The Letter, Issue 30, Spring 2004, Pages 31 - 43
THE PARMENIDES AND THE ONE*
Barry O'Donnell
...I recommend to those who want to hold the position of the analyst with what that involves in terms of knowledge not to run away from it, to bring themselves up to date with what of course for them can only be read by working on Parmenides.[1]
Introduction
I am going to talk to you about a dialogue by Plato called Parmenides because both in Seminar XIX, ...ou pire, and in the series of lectures entitled The knowledge of the psychoanalyst, Lacan indicates it as a text which will inform our attempts to grasp what he means by the Real.
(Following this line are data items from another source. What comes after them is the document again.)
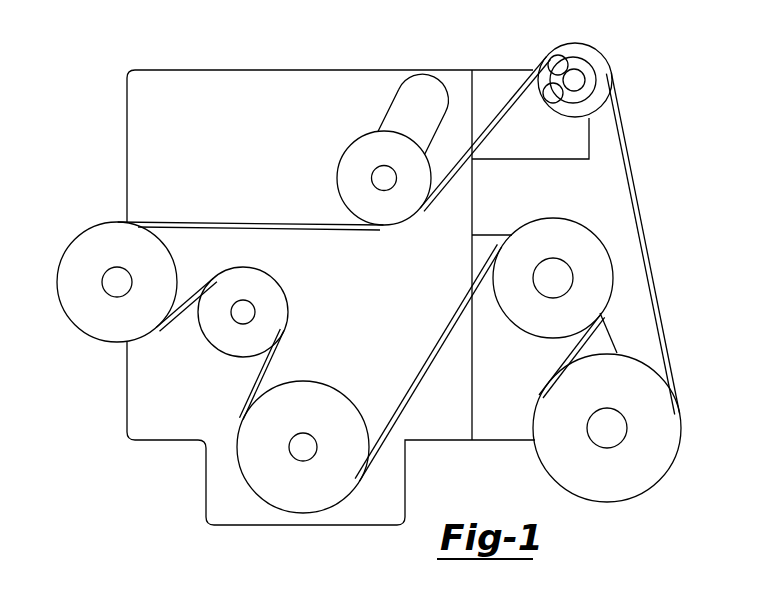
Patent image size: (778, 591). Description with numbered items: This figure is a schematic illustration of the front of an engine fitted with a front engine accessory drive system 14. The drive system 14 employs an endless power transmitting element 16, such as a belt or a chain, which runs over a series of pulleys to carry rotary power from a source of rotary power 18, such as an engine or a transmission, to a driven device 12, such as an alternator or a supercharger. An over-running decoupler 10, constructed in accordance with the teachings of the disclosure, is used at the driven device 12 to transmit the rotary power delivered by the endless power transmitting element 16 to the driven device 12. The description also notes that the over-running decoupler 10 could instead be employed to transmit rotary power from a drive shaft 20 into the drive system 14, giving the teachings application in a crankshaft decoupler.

The over-running decoupler 10 is at (590, 93).
The driven device 12 is at (583, 53).
The drive system 14 is at (118, 387).
The endless power transmitting element 16 is at (230, 222).
The source of rotary power 18 is at (222, 472).
The drive shaft 20 is at (303, 447).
In particular, he suggests that the Platonic dialogue's account of the One is crucial to an understanding of the term: the Real. At this time in his work Lacan was emphasising the importance of the notion of the Real for our
approach to the condition of the speaking subject, the subject constituted in a relation to language.
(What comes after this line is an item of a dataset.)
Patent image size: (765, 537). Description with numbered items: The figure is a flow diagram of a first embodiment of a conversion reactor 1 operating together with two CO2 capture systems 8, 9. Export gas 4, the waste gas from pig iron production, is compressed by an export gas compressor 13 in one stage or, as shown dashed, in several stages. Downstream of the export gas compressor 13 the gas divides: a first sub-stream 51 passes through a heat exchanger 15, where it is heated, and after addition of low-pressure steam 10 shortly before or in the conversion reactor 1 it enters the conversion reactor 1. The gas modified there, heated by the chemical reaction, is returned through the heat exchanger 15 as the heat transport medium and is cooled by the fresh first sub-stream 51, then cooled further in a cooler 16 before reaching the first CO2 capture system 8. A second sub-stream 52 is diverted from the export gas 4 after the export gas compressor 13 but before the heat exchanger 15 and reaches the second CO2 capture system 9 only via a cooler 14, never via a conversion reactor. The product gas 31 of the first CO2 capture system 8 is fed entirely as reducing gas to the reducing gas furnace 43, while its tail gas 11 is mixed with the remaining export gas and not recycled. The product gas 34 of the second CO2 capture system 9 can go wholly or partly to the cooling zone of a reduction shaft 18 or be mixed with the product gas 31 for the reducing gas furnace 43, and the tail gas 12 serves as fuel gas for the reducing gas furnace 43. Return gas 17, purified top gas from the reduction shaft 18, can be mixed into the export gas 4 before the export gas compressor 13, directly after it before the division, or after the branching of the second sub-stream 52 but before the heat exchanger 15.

The Real is a very difficult and challenging term. Therefore, before speaking about Plato's text, itself a perplexity to centuries of readers, I will read a few of the statements Lacan makes about the Real in his Seminar to provide some kind of orientation. In the third week of the Seminar Lacan tells us that this Real 'ought to be privileged by us.. .because it shows in an exemplary way that it is the paradigm of what puts in question what can emerge from language.'[2] In other words, the Real is about the limit of language, the limit for language, and the limit belonging to language.